(RealSimple.com) -- When parenting styles clash, awkward situations arise. What to do in these five situations when you find yourself at odds with other parents, in-laws, or even your spouse.
Expert says if your child is playing with "Danger Boy," you may need to have a discussion about guns.
The Sticky Situation: A child has a weight issue and you hear the mother using harmful tactics -- lying about leftovers, belittling the child -- to keep her from eating too much.
How to Handle It: Very carefully. "This is a potential minefield, because the child is being lied to and there are signs here of a potential eating disorder. You have to be careful," says Sharon Fried Buchalter, Ph.D., a psychologist, a life coach, and the author of "Children Are People Too."
Unless the other mom asks for your advice on her parenting, don't offer it, says Buchalter. And if the mother expects you to exhibit the same strict behavior when her child is at your house, say the following: "I am not comfortable policing her food intake, but I do want your child -- and mine -- to eat healthfully. Maybe we can come up with a plan."
Discuss meals if necessary, and have healthy snacks ready for a playdate beforehand.
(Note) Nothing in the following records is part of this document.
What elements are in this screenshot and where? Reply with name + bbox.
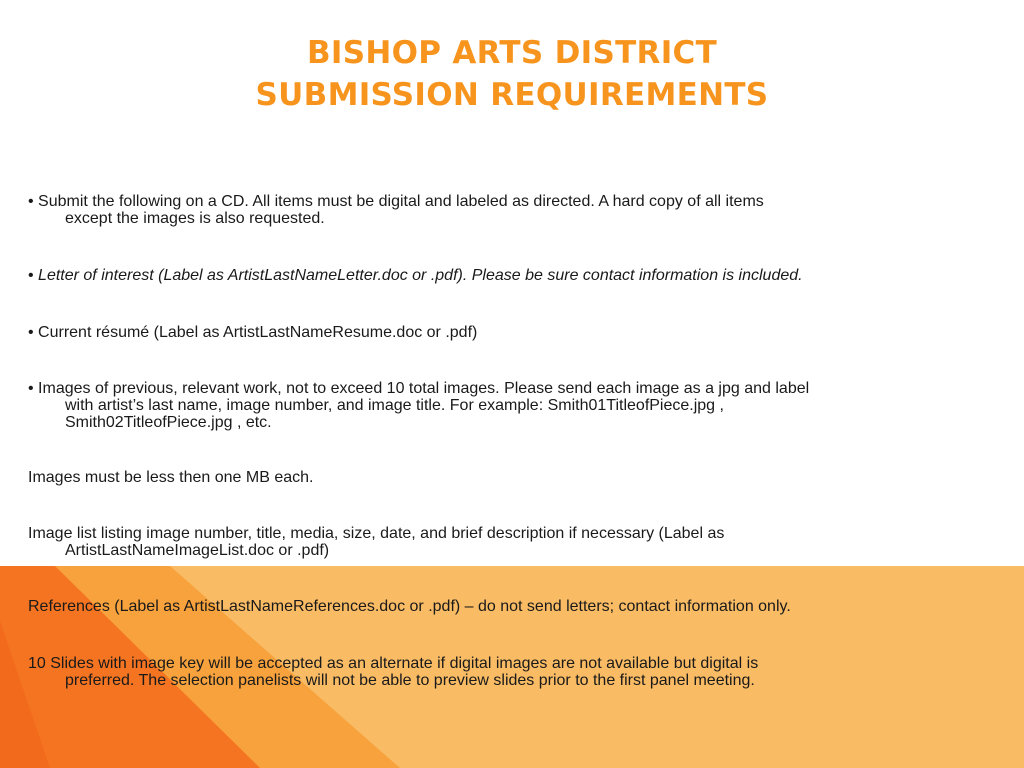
paragraph-line: 10 Slides with image key will be accepted as an alternate if digital images are not available but digital is (28, 655, 759, 672)
paragraph-line: References (Label as ArtistLastNameReferences.doc or .pdf) – do not send letters; contact information only. (28, 598, 791, 615)
paragraph-slides (28, 655, 1003, 689)
paragraph-line: preferred. The selection panelists will not be able to preview slides prior to the first panel meeting. (65, 672, 755, 689)
paragraph-line: ArtistLastNameImageList.doc or .pdf) (65, 542, 330, 559)
paragraph-letter-of-interest (28, 267, 1003, 284)
paragraph-resume (28, 324, 1003, 341)
paragraph-line: except the images is also requested. (65, 210, 325, 227)
title-line-2: SUBMISSION REQUIREMENTS (255, 77, 769, 113)
paragraph-line: • Submit the following on a CD. All items must be digital and labeled as directed. A hard copy of all items (28, 193, 764, 210)
paragraph-line: Smith02TitleofPiece.jpg , etc. (65, 414, 272, 431)
paragraph-line: Images must be less then one MB each. (28, 469, 314, 486)
bullet: • (28, 267, 39, 284)
paragraph-references (28, 598, 1003, 615)
paragraph-line: • Current résumé (Label as ArtistLastNameResume.doc or .pdf) (28, 324, 478, 341)
paragraph-submit-cd (28, 193, 1003, 227)
title-line-1: BISHOP ARTS DISTRICT (306, 35, 718, 71)
paragraph-line: • Images of previous, relevant work, not to exceed 10 total images. Please send each image as a jpg and label (28, 380, 810, 397)
paragraph-line: Letter of interest (Label as ArtistLastNameLetter.doc or .pdf). Please be sure contact information is included. (38, 267, 803, 284)
paragraph-line: with artist’s last name, image number, and image title. For example: Smith01TitleofPiece.jpg , (65, 397, 724, 414)
paragraph-image-list (28, 525, 1003, 559)
paragraph-image-size (28, 469, 1003, 486)
paragraph-line: Image list listing image number, title, media, size, date, and brief description if necessary (Label as (28, 525, 725, 542)
paragraph-images (28, 380, 1003, 431)
slide-title (0, 32, 1024, 116)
If there are several kids (and many bags of chips) involved, perhaps for a birthday party, put each child's portion in a separate bowl or cup. "Label the bowls with the children's names so it's clear whose food is whose and how much they get," says Melissa Leonard, an etiquette and protocol expert in Westchester County, New York.
The Sticky Situation: Your child is invited to a slumber party, but you know the parents are prone to drinking a bit too much, even around the kids.
How to Handle It: "The risk is too great to allow your children to stay overnight," says Sue Fox, the founder of the Etiquette Survival Group and the author of "Etiquette for Dummies." If there were an emergency, the parents might not be able to drive to the hospital, for example.
Don't go into too much detail with your children, as they will probably share sensitive information. Simply say you prefer having the friends sleep at your house instead.
In talking to the other parents, attribute your hesitation to another, less sensitive, topic, like the amount of television you allow your kids to watch or their sleeping habits. Emphasize that you aren't criticizing the other parents' tactics but you have different rules in your house that are important and your child's spending the night compromises them.
The Sticky Situation: You are opting not to vaccinate your son until he is six months old, and you're getting a healthy dose of criticism.
How to Handle It: Vaccinations are a touchy subject, so the best defense against critics is information. Most parents begin vaccinations when a baby is two months old, but some choose to wait until six months or a year, as breast-fed newborns get antibodies from their mothers that last about a year.
"It's not easy, because you are going against the norm. But you can inform fellow parents about websites or research you've read," says Buchalter.
Practice what you'll say; hearing the justification out loud helps you avoid getting defensive or emotional on the spot. If you face really nosy opposition, laugh it off.
"Say, 'Wow, you must know more about this than my pediatrician. Do you think you could come to my next appointment and explain this to him?'" says Ariane Price, a mother and a performer with the Groundlings Theater, in Los Angeles.
The Sticky Situation: Your son has befriended Danger Boy. Suddenly he's talking about guns, playing violently, and perching on ledges to test out his flying skills.
How to Handle It: If you're afraid that your child is getting into life-threatening situations, don't let him play with Danger Boy alone.
"Young children don't always understand the difference between fantasy and reality. Their favorite cartoon characters fly, so they think they can, too," says Buchalter.
And if you are worried about the child's continued influence, talk to his teacher first, as she is trained to deal with dangerous behavior and bullies.
If the child is a neighbor, talk to his parents. "Tell them that you don't like the way your child is talking. This doesn't put blame on them as parents, causing them to become defensive. Ask to talk to the kids together, so you become allies," says Karen Deerwester, owner of Family Time Coaching and Consulting, in Boca Raton, Florida.
At home, make guns or weapons a topic of discussion rather than brushing them aside as off-limits. "If you dismiss them as 'something we don't discuss,' you only make them more fascinating to your child," says Buchalter.
The Sticky Situation: A friend is always leaving her child with you, often for longer than planned, instead of asking for help from her husband or family members.
How to Handle It: "You don't know what's going on behind closed doors, so those extended playdates may be more of a kindness to this mom than you know," says Leonard. Be compassionate and flexible if you can, but don't be a doormat.
"The next time she asks to drop off her son, set a limit," says Leonard. Rather than asking what time she'll be back, say, "We'd love to see him, but we have plans at 2 p.m., so it would be great if you could pick him up by 1:45."